Lung cancer is one of the major illnesses that contribute to millions of fatalities worldwide. Numerous deaths could be saved through the early identification and categorization of lung cancers. However, with traditional approaches, classification accuracy cannot be produced. To detect and classify lung diseases, a deep learning convolutional neural network model has been developed. LDDC, the customized local trilateral filter, is used for pre-processing the lung images from computing tomography for non-local trilateral filters. The region of interest for lung cancer was successfully restricted throughout the segmentation of the disease using hybrid fuzzy morphological procedures.
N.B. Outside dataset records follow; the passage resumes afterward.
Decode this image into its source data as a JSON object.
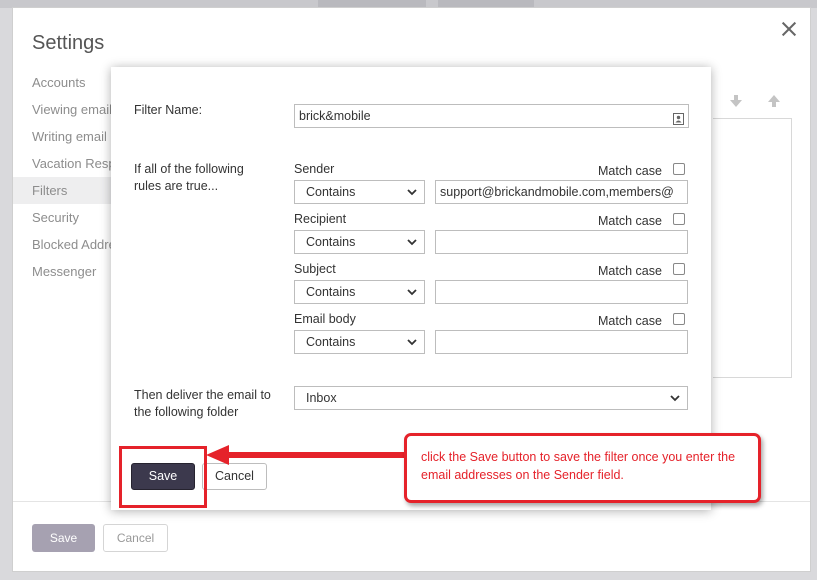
{
  "settings": {
    "title": "Settings",
    "nav": [
      {
        "label": "Accounts",
        "active": false
      },
      {
        "label": "Viewing email",
        "active": false
      },
      {
        "label": "Writing email",
        "active": false
      },
      {
        "label": "Vacation Response",
        "active": false
      },
      {
        "label": "Filters",
        "active": true
      },
      {
        "label": "Security",
        "active": false
      },
      {
        "label": "Blocked Addresses",
        "active": false
      },
      {
        "label": "Messenger",
        "active": false
      }
    ],
    "save_label": "Save",
    "cancel_label": "Cancel"
  },
  "filter": {
    "name_label": "Filter Name:",
    "name_value": "brick&mobile",
    "rules_label": "If all of the following rules are true...",
    "match_case_label": "Match case",
    "rules": [
      {
        "field": "Sender",
        "operator": "Contains",
        "value": "support@brickandmobile.com,members@"
      },
      {
        "field": "Recipient",
        "operator": "Contains",
        "value": ""
      },
      {
        "field": "Subject",
        "operator": "Contains",
        "value": ""
      },
      {
        "field": "Email body",
        "operator": "Contains",
        "value": ""
      }
    ],
    "deliver_label": "Then deliver the email to the following folder",
    "folder": "Inbox",
    "save_label": "Save",
    "cancel_label": "Cancel"
  },
  "annotation": {
    "text": "click the Save button to save the filter once you enter the email addresses on the Sender field.",
    "color": "#e5222a"
  },
  "icons": [
    "close-icon",
    "contact-card-icon",
    "chevron-down-icon",
    "arrow-down-icon",
    "arrow-up-icon"
  ]
}
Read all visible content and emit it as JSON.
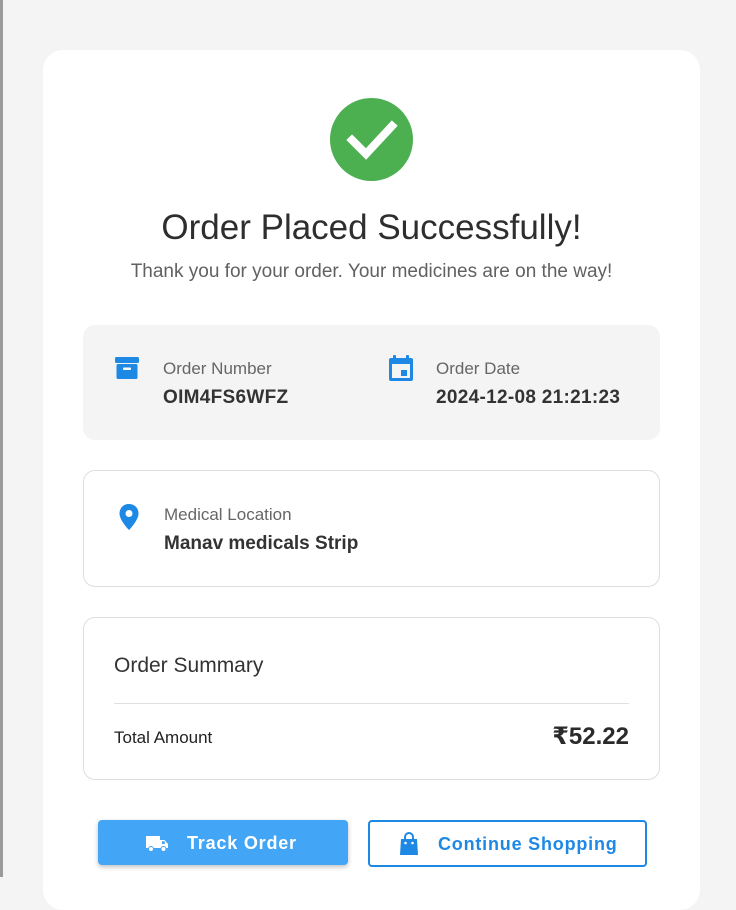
{
  "colors": {
    "success": "#4caf50",
    "primary": "#42a5f5",
    "primary_dark": "#1e88e5",
    "info_background": "#f4f4f4"
  },
  "header": {
    "icon": "check-circle-icon",
    "title": "Order Placed Successfully!",
    "subtitle": "Thank you for your order. Your medicines are on the way!"
  },
  "order_info": {
    "number_icon": "archive-box-icon",
    "number_label": "Order Number",
    "number_value": "OIM4FS6WFZ",
    "date_icon": "calendar-icon",
    "date_label": "Order Date",
    "date_value": "2024-12-08 21:21:23"
  },
  "location": {
    "icon": "location-pin-icon",
    "label": "Medical Location",
    "value": "Manav medicals Strip"
  },
  "summary": {
    "title": "Order Summary",
    "total_label": "Total Amount",
    "total_value": "₹52.22"
  },
  "actions": {
    "track_icon": "truck-icon",
    "track_label": "Track Order",
    "continue_icon": "shopping-bag-icon",
    "continue_label": "Continue Shopping"
  }
}
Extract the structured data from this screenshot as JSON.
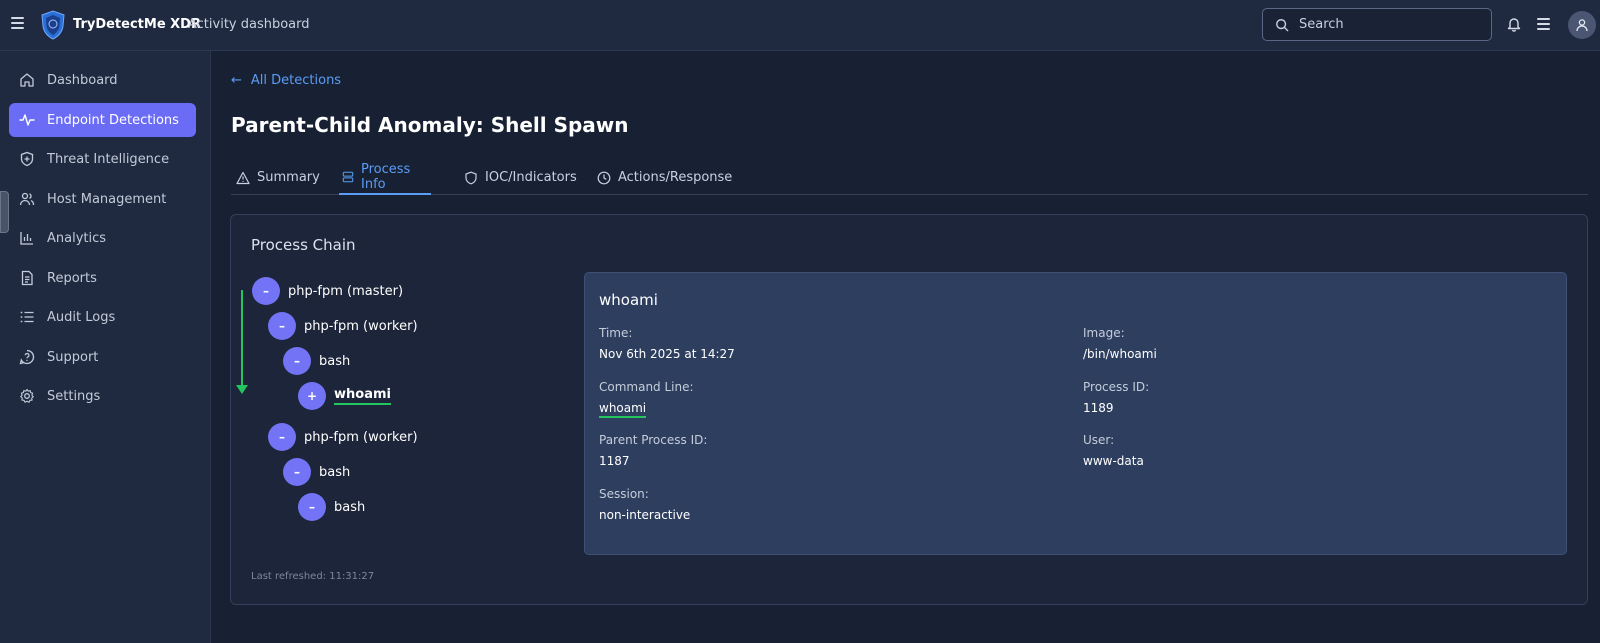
{
  "app": {
    "name": "TryDetectMe XDR",
    "section": "Activity dashboard"
  },
  "search": {
    "placeholder": "Search"
  },
  "sidebar": {
    "items": [
      {
        "label": "Dashboard",
        "icon": "home-icon"
      },
      {
        "label": "Endpoint Detections",
        "icon": "activity-icon",
        "active": true
      },
      {
        "label": "Threat Intelligence",
        "icon": "shield-plus-icon"
      },
      {
        "label": "Host Management",
        "icon": "users-icon"
      },
      {
        "label": "Analytics",
        "icon": "bar-chart-icon"
      },
      {
        "label": "Reports",
        "icon": "file-text-icon"
      },
      {
        "label": "Audit Logs",
        "icon": "list-icon"
      },
      {
        "label": "Support",
        "icon": "help-circle-icon"
      },
      {
        "label": "Settings",
        "icon": "gear-icon"
      }
    ]
  },
  "main": {
    "back_label": "All Detections",
    "title": "Parent-Child Anomaly: Shell Spawn",
    "tabs": [
      {
        "label": "Summary",
        "icon": "alert-triangle-icon"
      },
      {
        "label": "Process Info",
        "icon": "server-icon",
        "active": true
      },
      {
        "label": "IOC/Indicators",
        "icon": "shield-icon"
      },
      {
        "label": "Actions/Response",
        "icon": "clock-icon"
      }
    ]
  },
  "process_chain": {
    "title": "Process Chain",
    "nodes": [
      {
        "label": "php-fpm (master)",
        "toggle": "–"
      },
      {
        "label": "php-fpm (worker)",
        "toggle": "–"
      },
      {
        "label": "bash",
        "toggle": "–"
      },
      {
        "label": "whoami",
        "toggle": "+",
        "selected": true
      },
      {
        "label": "php-fpm (worker)",
        "toggle": "–"
      },
      {
        "label": "bash",
        "toggle": "–"
      },
      {
        "label": "bash",
        "toggle": "–"
      }
    ],
    "last_refreshed": "Last refreshed: 11:31:27"
  },
  "details": {
    "title": "whoami",
    "time_label": "Time:",
    "time_value": "Nov 6th 2025 at 14:27",
    "image_label": "Image:",
    "image_value": "/bin/whoami",
    "cmd_label": "Command Line:",
    "cmd_value": "whoami",
    "pid_label": "Process ID:",
    "pid_value": "1189",
    "ppid_label": "Parent Process ID:",
    "ppid_value": "1187",
    "user_label": "User:",
    "user_value": "www-data",
    "session_label": "Session:",
    "session_value": "non-interactive"
  },
  "colors": {
    "accent": "#6b6cf5",
    "link": "#5b9cf5",
    "highlight": "#22c55e"
  }
}
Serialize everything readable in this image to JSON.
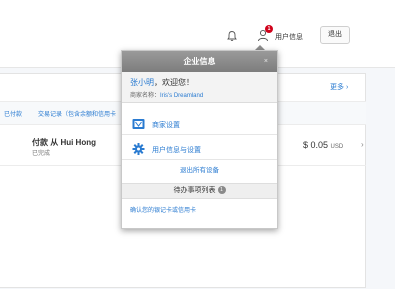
{
  "header": {
    "notification_badge": "1",
    "user_info_label": "用户信息",
    "logout_label": "退出"
  },
  "main": {
    "more_link": "更多 ›",
    "filters": [
      "已付款",
      "交易记录（包含余额和信用卡"
    ],
    "transaction": {
      "title": "付款 从 Hui Hong",
      "status": "已完成",
      "amount": "$ 0.05",
      "currency": "USD",
      "chevron": "›"
    }
  },
  "popup": {
    "title": "企业信息",
    "close_glyph": "×",
    "greeting_name": "张小明",
    "greeting_suffix": "，欢迎您！",
    "merchant_label": "商家名称：",
    "merchant_name": "Iris's Dreamland",
    "menu": [
      {
        "label": "商家设置",
        "icon": "store-settings-icon"
      },
      {
        "label": "用户信息与设置",
        "icon": "gear-icon"
      }
    ],
    "logout_all": "退出所有设备",
    "todo_title": "待办事项列表",
    "todo_count": "1",
    "todo_item": "确认您的银记卡或信用卡"
  },
  "colors": {
    "link": "#2a7bd1",
    "badge": "#d0021b",
    "popup_header": "#8a8a8a"
  }
}
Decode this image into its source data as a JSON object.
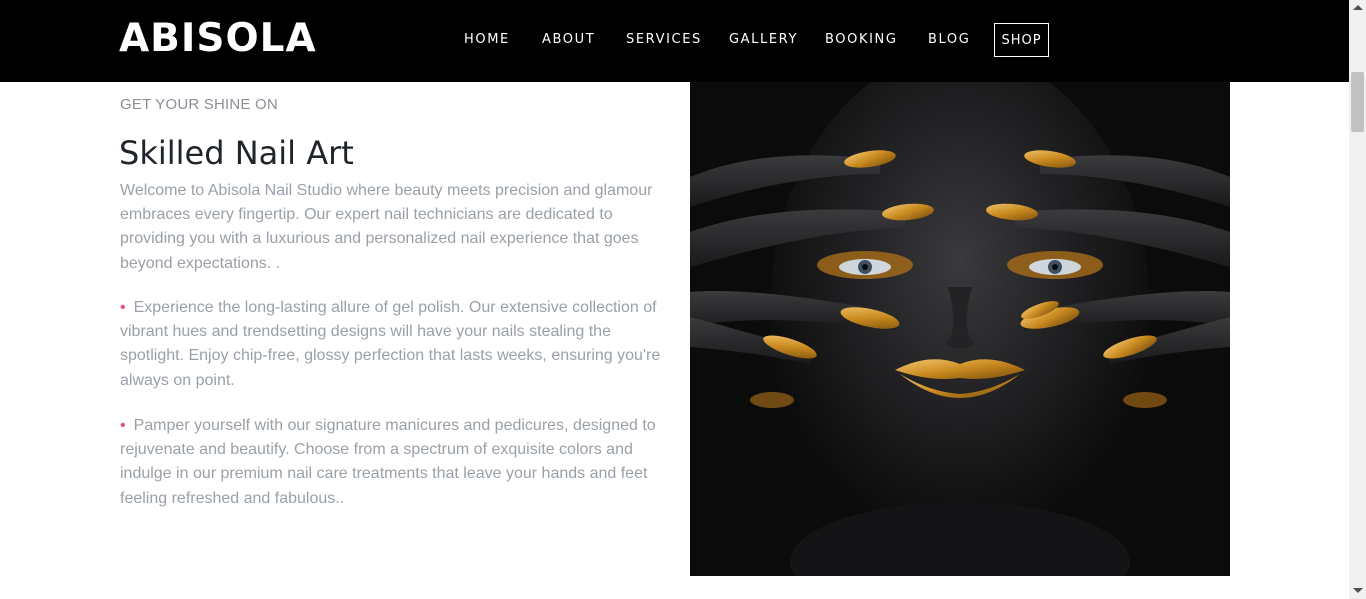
{
  "header": {
    "logo": "ABISOLA",
    "nav": [
      {
        "label": "HOME"
      },
      {
        "label": "ABOUT"
      },
      {
        "label": "SERVICES"
      },
      {
        "label": "GALLERY"
      },
      {
        "label": "BOOKING"
      },
      {
        "label": "BLOG"
      }
    ],
    "shop_label": "SHOP"
  },
  "content": {
    "eyebrow": "GET YOUR SHINE ON",
    "title": "Skilled Nail Art",
    "intro": "Welcome to Abisola Nail Studio where beauty meets precision and glamour embraces every fingertip. Our expert nail technicians are dedicated to providing you with a luxurious and personalized nail experience that goes beyond expectations. .",
    "bullets": [
      {
        "text": "Experience the long-lasting allure of gel polish. Our extensive collection of vibrant hues and trendsetting designs will have your nails stealing the spotlight. Enjoy chip-free, glossy perfection that lasts weeks, ensuring you're always on point."
      },
      {
        "text": "Pamper yourself with our signature manicures and pedicures, designed to rejuvenate and beautify. Choose from a spectrum of exquisite colors and indulge in our premium nail care treatments that leave your hands and feet feeling refreshed and fabulous.."
      }
    ],
    "bullet_glyph": "•"
  },
  "hero": {
    "icon": "portrait-gold-nails-image"
  },
  "colors": {
    "header_bg": "#000000",
    "accent_bullet": "#e84d8a",
    "body_text": "#9aa0a8",
    "title_text": "#1f232a",
    "gold": "#d49a2a"
  }
}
To extract the deep seismic features, the Laplacian pyramid decomposition method was utilized for the segmented image. This paper covers an overall analysis of non-local trilateral filter Processing, hybrid fuzzy morphological techniques and analysis of patient and disease characteristics of LIDR- IDRI and FDA data of Group A (no co-AGA), P-value, Multi-mut Patient, Group B (with a co-AGA).
基于深度学习传统神经网络的肺部疾病诊断与分类
肺癌是导致全世界数百万人死亡的主要疾病之一。通过肺癌的早期识别和分类,可以挽救许多人的死亡。然而,传统的分类方法无法产生分类精度。为了检测和分类肺部疾病,我们开发了一个深度学习卷积神经网络模型。LDDC(自定义局部三边滤波器)用于对计算机断层扫描肺图像进行非局部三边滤波器预处理。在整个疾病分割过程中,使用混合模糊形态学程序成功地限制了肺癌的兴趣区域。为了提取深层地震特征,对分割后的图像采用拉普拉斯金字塔分解方法。本文全面分析了非局部三边滤波处理、混合模糊形态学技术以及A组(无共aga)、p值、多突变患者、B组(有共aga)的LIDR- IDRI和FDA数据的患者和疾病特征分析。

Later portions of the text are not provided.